5) Practical next steps

  • Add response integrity checks to agent stacks: log and verify the exact model output consumed by the executor, especially in relay/BYOK architectures.
  • Evaluate any unlearning or privacy-sensitive model at deployment precision (INT8/INT4), not just BF16; add Q-INT4/Q-INT8-style reporting to audits.
  • For long-horizon agents, run ablations that separately scale planner, actor, retrieval, and memory to identify the true bottleneck before spending more compute.
  • Instrument agent training with token/turn-level diagnostics: average think length, repeated-turn rate, uncertainty trajectories, and collapse indicators across seeds.
  • Replace final-answer-only benchmarking with process checkpoints and operational metrics: parseability, tool-state correctness, milestone completion, and execution-grounded success.
  • For tool-using agents, deploy zero-trust interception: verify tool definitions, tool-call provenance, parameter integrity, and task-tool semantic alignment before execution.
  • Stress-test agents against multi-turn contextual jailbreaks and persistent-memory attacks, not just single-turn prompt injection.
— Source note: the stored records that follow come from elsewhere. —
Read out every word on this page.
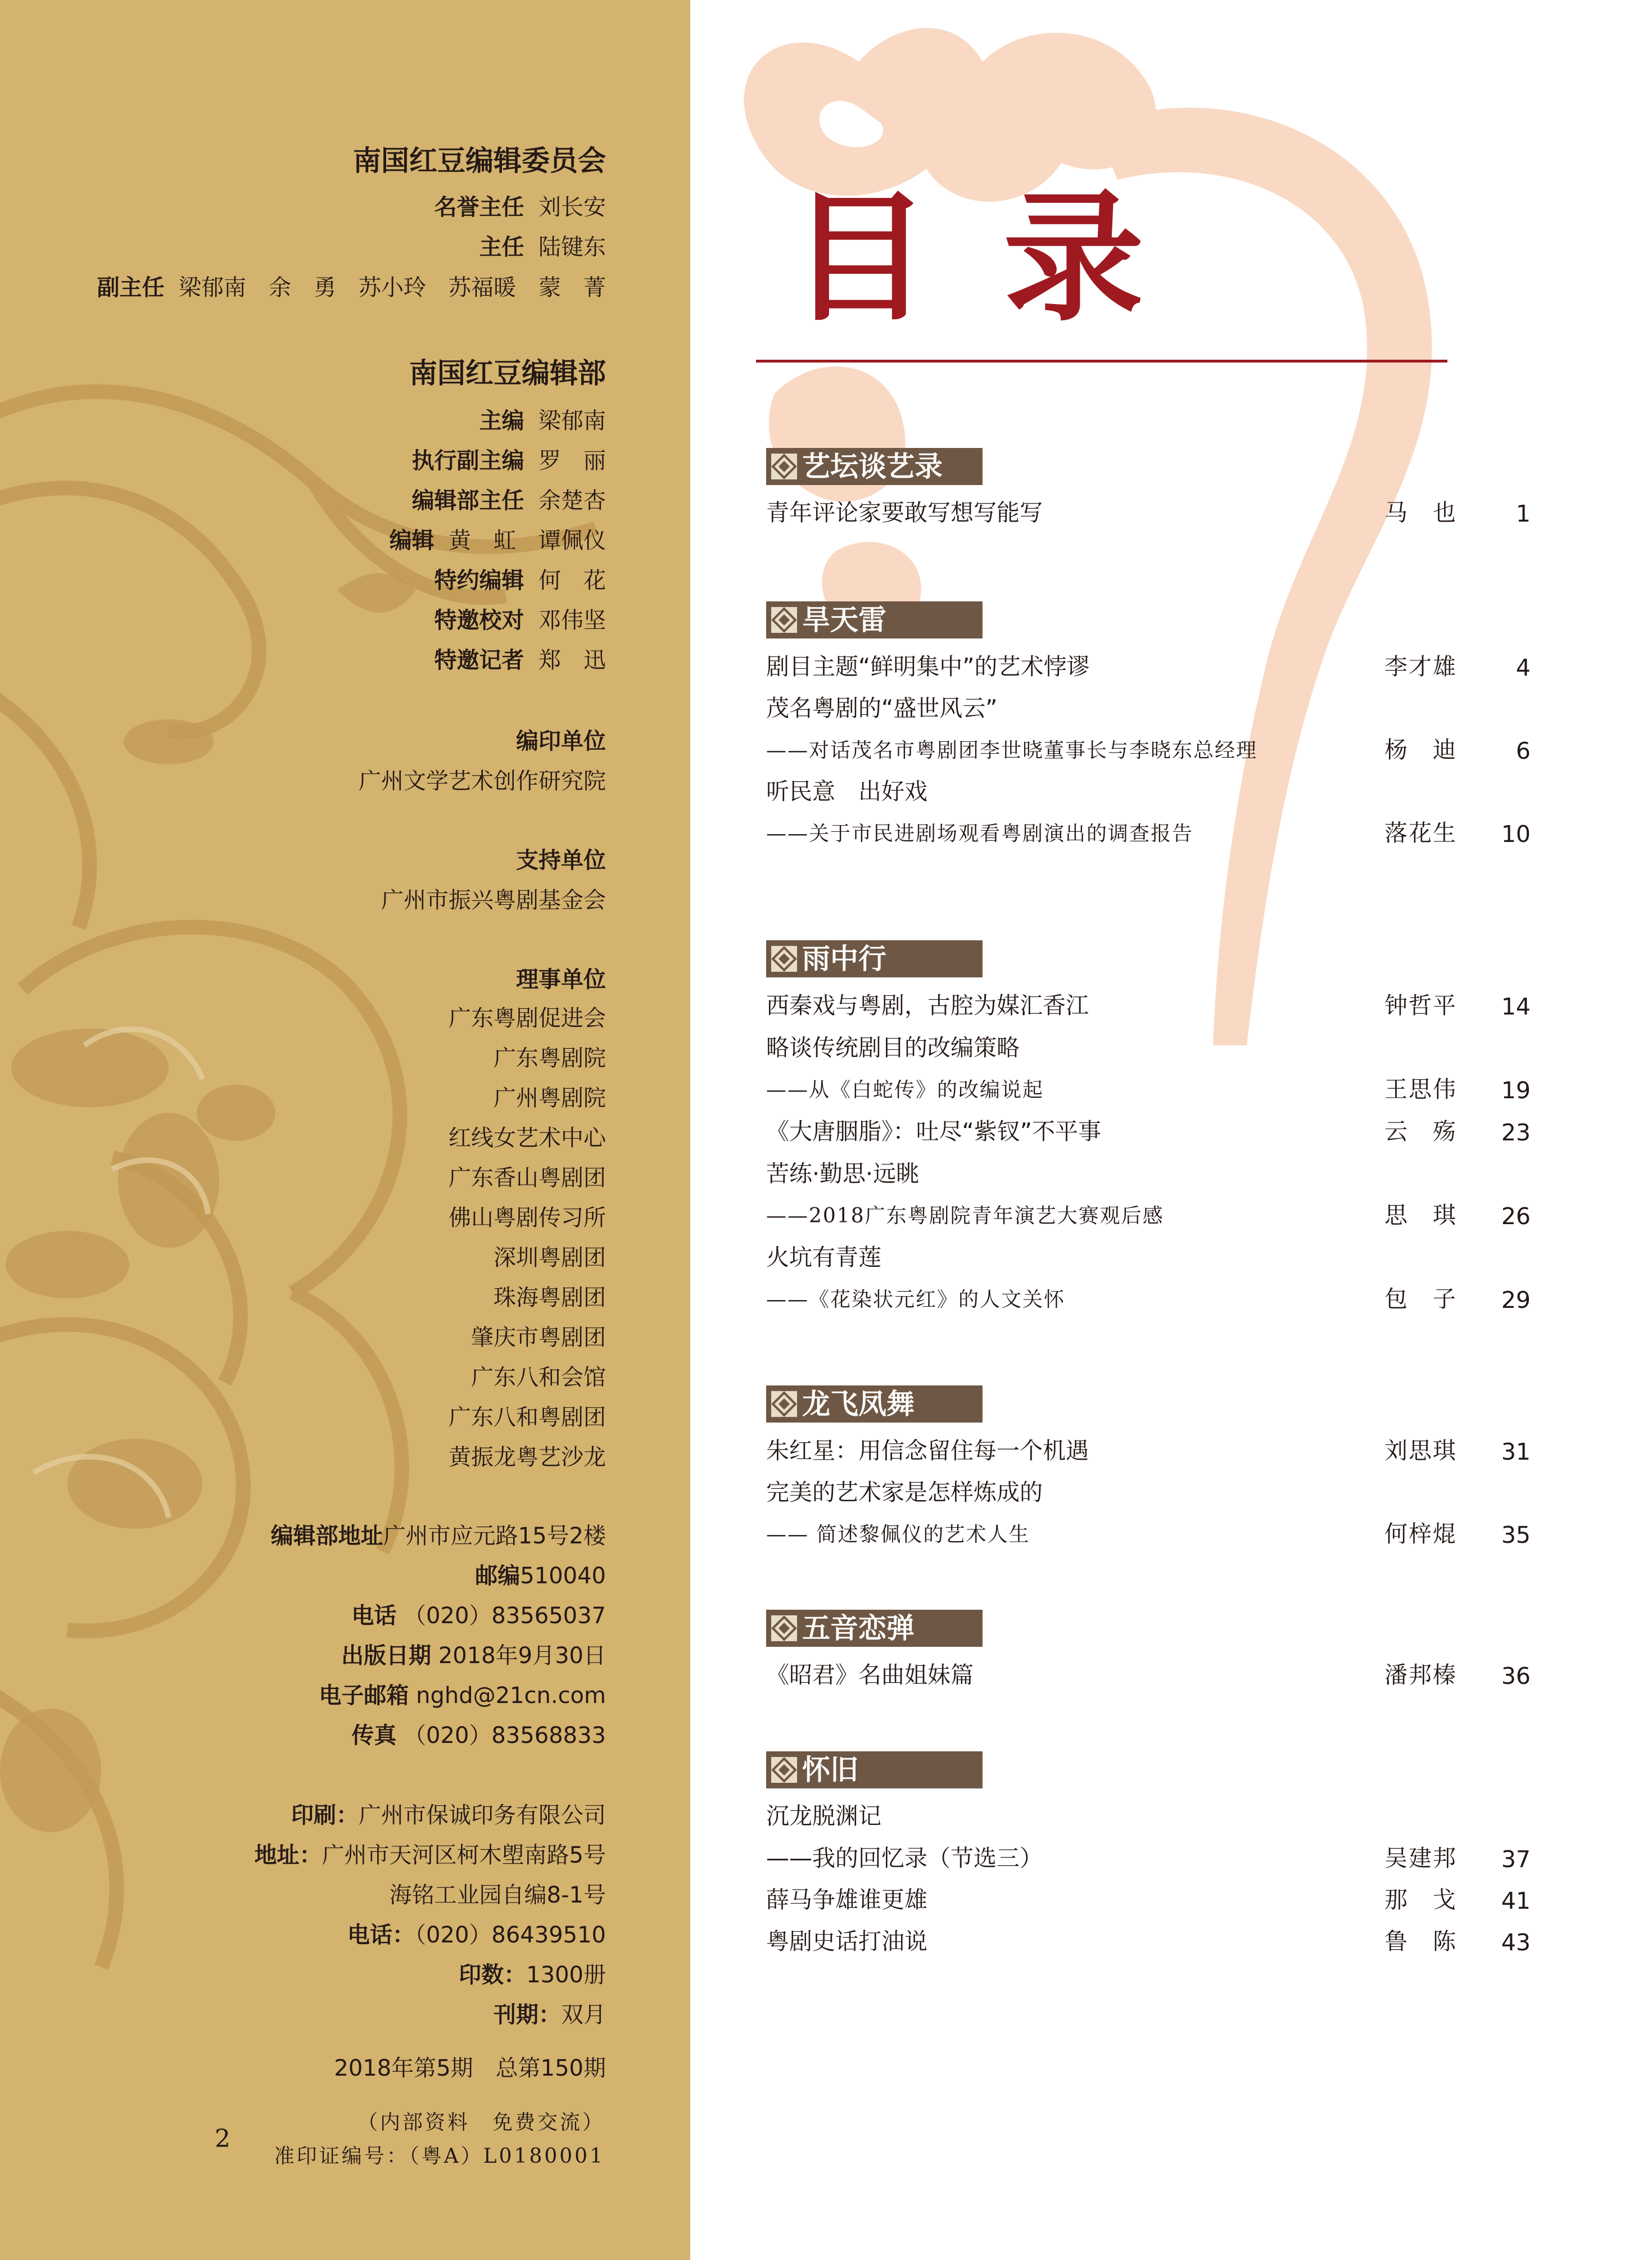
南国红豆编辑委员会
名誉主任 刘长安
主任 陆键东
副主任 梁郁南　余　勇　苏小玲　苏福暖　蒙　菁
南国红豆编辑部
主编 梁郁南
执行副主编 罗　丽
编辑部主任 余楚杏
编辑 黄　虹　谭佩仪
特约编辑 何　花
特邀校对 邓伟坚
特邀记者 郑　迅
编印单位
广州文学艺术创作研究院
支持单位
广州市振兴粤剧基金会
理事单位
广东粤剧促进会
广东粤剧院
广州粤剧院
红线女艺术中心
广东香山粤剧团
佛山粤剧传习所
深圳粤剧团
珠海粤剧团
肇庆市粤剧团
广东八和会馆
广东八和粤剧团
黄振龙粤艺沙龙
编辑部地址广州市应元路15号2楼
邮编510040
电话 （020）83565037
出版日期 2018年9月30日
电子邮箱 nghd@21cn.com
传真 （020）83568833
印刷：广州市保诚印务有限公司
地址：广州市天河区柯木塱南路5号
海铭工业园自编8-1号
电话：（020）86439510
印数：1300册
刊期：双月
2018年第5期　总第150期
2
（内部资料　免费交流）
准印证编号：（粤A）L0180001
目录
艺坛谈艺录
青年评论家要敢写想写能写	马　也	1
旱天雷
剧目主题“鲜明集中”的艺术悖谬	李才雄	4
茂名粤剧的“盛世风云”
——对话茂名市粤剧团李世晓董事长与李晓东总经理	杨　迪	6
听民意　出好戏
——关于市民进剧场观看粤剧演出的调查报告	落花生 10
雨中行
西秦戏与粤剧，古腔为媒汇香江	钟哲平 14
略谈传统剧目的改编策略
——从《白蛇传》的改编说起	王思伟 19
《大唐胭脂》：吐尽“紫钗”不平事	云　殇 23
苦练·勤思·远眺
——2018广东粤剧院青年演艺大赛观后感	思　琪 26
火坑有青莲
——《花染状元红》的人文关怀	包　子 29
龙飞凤舞
朱红星：用信念留住每一个机遇	刘思琪 31
完美的艺术家是怎样炼成的
—— 简述黎佩仪的艺术人生	何梓焜 35
五音恋弹
《昭君》名曲姐妹篇	潘邦榛 36
怀旧
沉龙脱渊记
——我的回忆录（节选三）	吴建邦 37
薛马争雄谁更雄	那　戈 41
粤剧史话打油说	鲁　陈 43
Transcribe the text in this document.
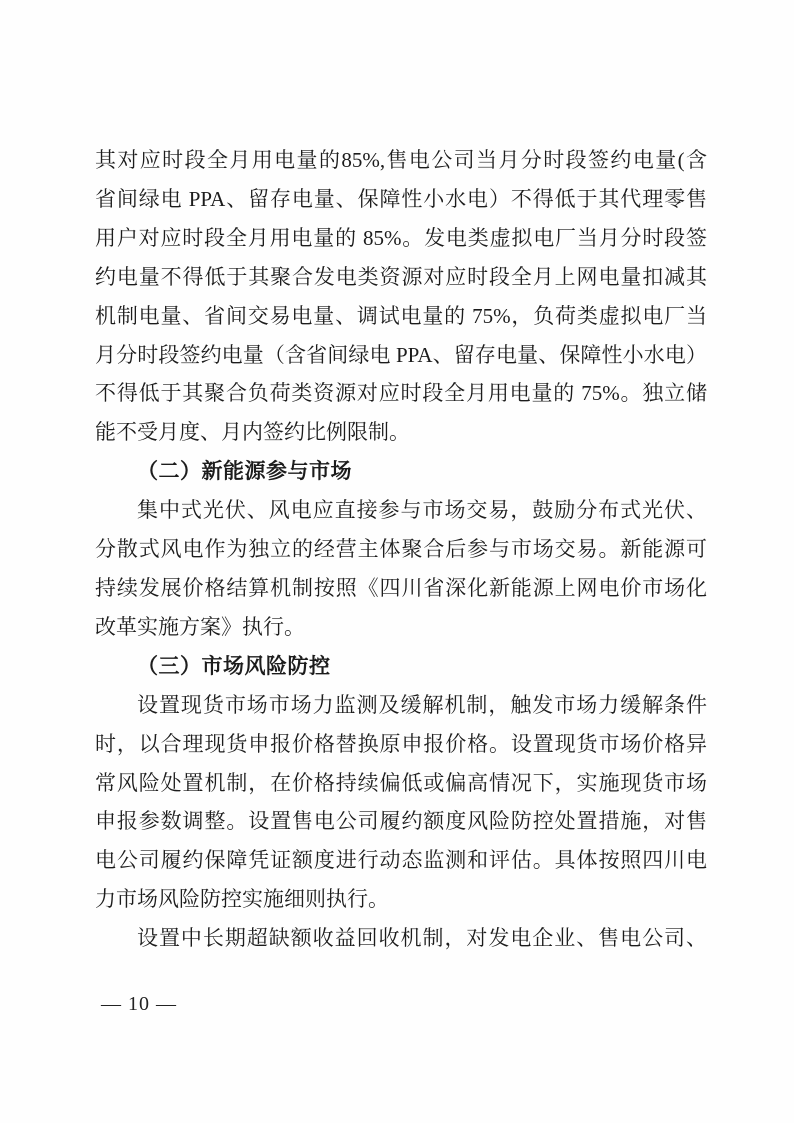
其对应时段全月用电量的85%,售电公司当月分时段签约电量(含

省间绿电 PPA、留存电量、保障性小水电）不得低于其代理零售

用户对应时段全月用电量的 85%。发电类虚拟电厂当月分时段签

约电量不得低于其聚合发电类资源对应时段全月上网电量扣减其

机制电量、省间交易电量、调试电量的 75%，负荷类虚拟电厂当

月分时段签约电量（含省间绿电 PPA、留存电量、保障性小水电）

不得低于其聚合负荷类资源对应时段全月用电量的 75%。独立储

能不受月度、月内签约比例限制。

（二）新能源参与市场

集中式光伏、风电应直接参与市场交易，鼓励分布式光伏、

分散式风电作为独立的经营主体聚合后参与市场交易。新能源可

持续发展价格结算机制按照《四川省深化新能源上网电价市场化

改革实施方案》执行。

（三）市场风险防控

设置现货市场市场力监测及缓解机制，触发市场力缓解条件

时，以合理现货申报价格替换原申报价格。设置现货市场价格异

常风险处置机制，在价格持续偏低或偏高情况下，实施现货市场

申报参数调整。设置售电公司履约额度风险防控处置措施，对售

电公司履约保障凭证额度进行动态监测和评估。具体按照四川电

力市场风险防控实施细则执行。

设置中长期超缺额收益回收机制，对发电企业、售电公司、

— 10 —
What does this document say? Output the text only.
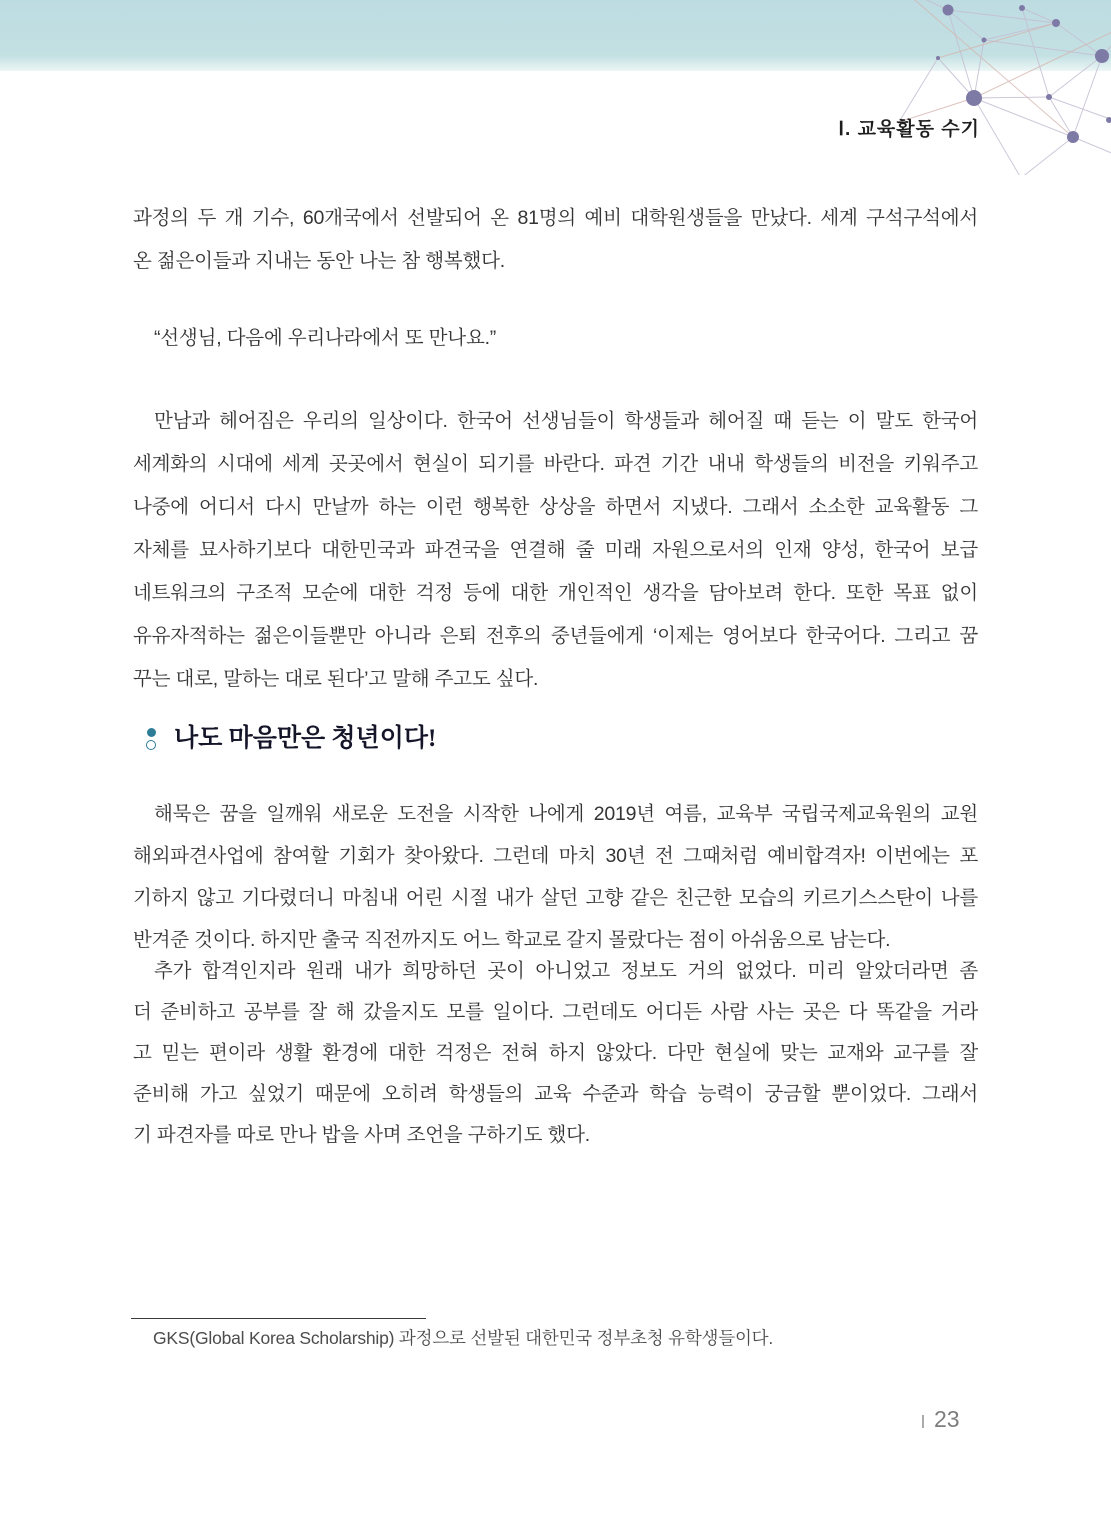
Ⅰ. 교육활동 수기
과정의 두 개 기수, 60개국에서 선발되어 온 81명의 예비 대학원생들을 만났다. 세계 구석구석에서
온 젊은이들과 지내는 동안 나는 참 행복했다.
“선생님, 다음에 우리나라에서 또 만나요.”
만남과 헤어짐은 우리의 일상이다. 한국어 선생님들이 학생들과 헤어질 때 듣는 이 말도 한국어
세계화의 시대에 세계 곳곳에서 현실이 되기를 바란다. 파견 기간 내내 학생들의 비전을 키워주고
나중에 어디서 다시 만날까 하는 이런 행복한 상상을 하면서 지냈다. 그래서 소소한 교육활동 그
자체를 묘사하기보다 대한민국과 파견국을 연결해 줄 미래 자원으로서의 인재 양성, 한국어 보급
네트워크의 구조적 모순에 대한 걱정 등에 대한 개인적인 생각을 담아보려 한다. 또한 목표 없이
유유자적하는 젊은이들뿐만 아니라 은퇴 전후의 중년들에게 ‘이제는 영어보다 한국어다. 그리고 꿈
꾸는 대로, 말하는 대로 된다’고 말해 주고도 싶다.
해묵은 꿈을 일깨워 새로운 도전을 시작한 나에게 2019년 여름, 교육부 국립국제교육원의 교원
해외파견사업에 참여할 기회가 찾아왔다. 그런데 마치 30년 전 그때처럼 예비합격자! 이번에는 포
기하지 않고 기다렸더니 마침내 어린 시절 내가 살던 고향 같은 친근한 모습의 키르기스스탄이 나를
반겨준 것이다. 하지만 출국 직전까지도 어느 학교로 갈지 몰랐다는 점이 아쉬움으로 남는다.
추가 합격인지라 원래 내가 희망하던 곳이 아니었고 정보도 거의 없었다. 미리 알았더라면 좀
더 준비하고 공부를 잘 해 갔을지도 모를 일이다. 그런데도 어디든 사람 사는 곳은 다 똑같을 거라
고 믿는 편이라 생활 환경에 대한 걱정은 전혀 하지 않았다. 다만 현실에 맞는 교재와 교구를 잘
준비해 가고 싶었기 때문에 오히려 학생들의 교육 수준과 학습 능력이 궁금할 뿐이었다. 그래서
기 파견자를 따로 만나 밥을 사며 조언을 구하기도 했다.
나도 마음만은 청년이다!
GKS(Global Korea Scholarship) 과정으로 선발된 대한민국 정부초청 유학생들이다.
23
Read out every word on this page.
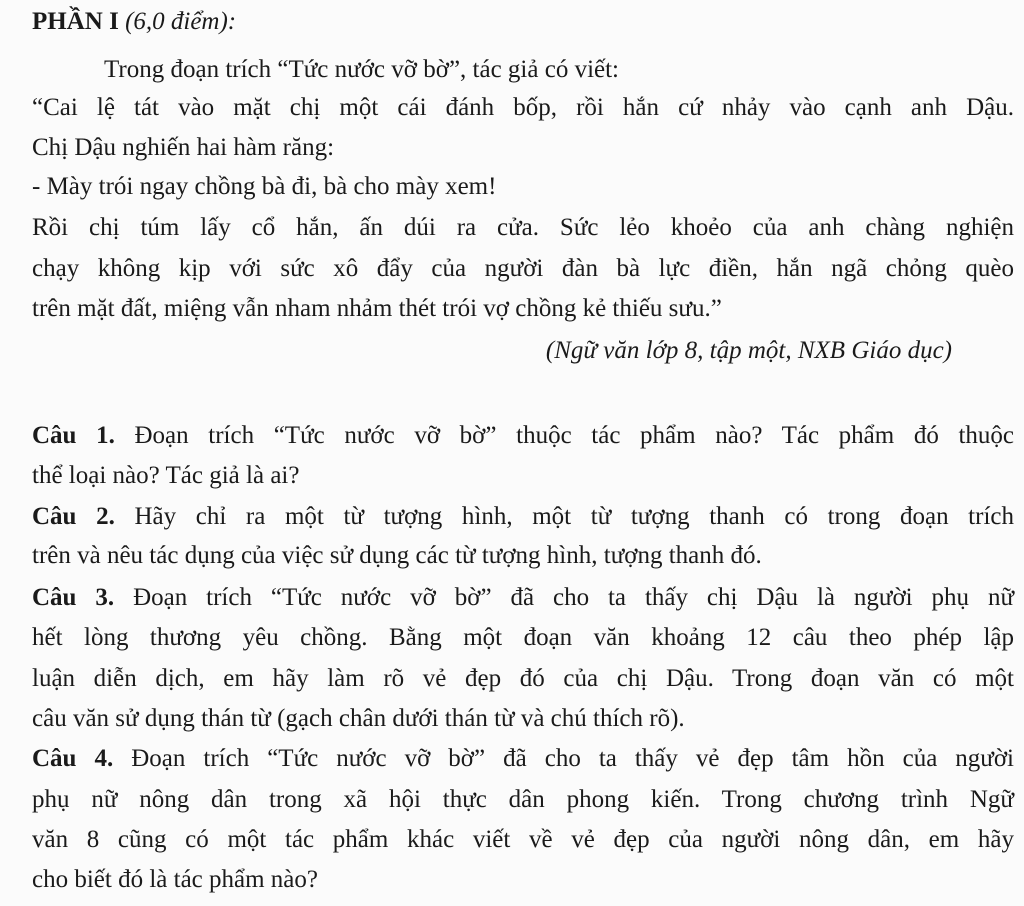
PHẦN I (6,0 điểm):
Trong đoạn trích “Tức nước vỡ bờ”, tác giả có viết:
“Cai lệ tát vào mặt chị một cái đánh bốp, rồi hắn cứ nhảy vào cạnh anh Dậu.
Chị Dậu nghiến hai hàm răng:
- Mày trói ngay chồng bà đi, bà cho mày xem!
Rồi chị túm lấy cổ hắn, ấn dúi ra cửa. Sức lẻo khoẻo của anh chàng nghiện
chạy không kịp với sức xô đẩy của người đàn bà lực điền, hắn ngã chỏng quèo
trên mặt đất, miệng vẫn nham nhảm thét trói vợ chồng kẻ thiếu sưu.”
(Ngữ văn lớp 8, tập một, NXB Giáo dục)
Câu 1. Đoạn trích “Tức nước vỡ bờ” thuộc tác phẩm nào? Tác phẩm đó thuộc
thể loại nào? Tác giả là ai?
Câu 2. Hãy chỉ ra một từ tượng hình, một từ tượng thanh có trong đoạn trích
trên và nêu tác dụng của việc sử dụng các từ tượng hình, tượng thanh đó.
Câu 3. Đoạn trích “Tức nước vỡ bờ” đã cho ta thấy chị Dậu là người phụ nữ
hết lòng thương yêu chồng. Bằng một đoạn văn khoảng 12 câu theo phép lập
luận diễn dịch, em hãy làm rõ vẻ đẹp đó của chị Dậu. Trong đoạn văn có một
câu văn sử dụng thán từ (gạch chân dưới thán từ và chú thích rõ).
Câu 4. Đoạn trích “Tức nước vỡ bờ” đã cho ta thấy vẻ đẹp tâm hồn của người
phụ nữ nông dân trong xã hội thực dân phong kiến. Trong chương trình Ngữ
văn 8 cũng có một tác phẩm khác viết về vẻ đẹp của người nông dân, em hãy
cho biết đó là tác phẩm nào?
  • Where domains are structured and high-stakes, prototype compile-once neuro-symbolic offloading or typed intermediate representations instead of repeated free-form runtime reasoning.
  • In preference optimization, monitor chosen-response likelihood and mass dynamics, not just pairwise margin improvements, to catch DPO-style squeezing early.
  • For memory systems, separate write-time quality from retrieval/reader quality; audit whether the writer is extracting the right facts, selecting under budget, or simply overproducing unusable notes.

Generated from per-paper analyses; no external browsing.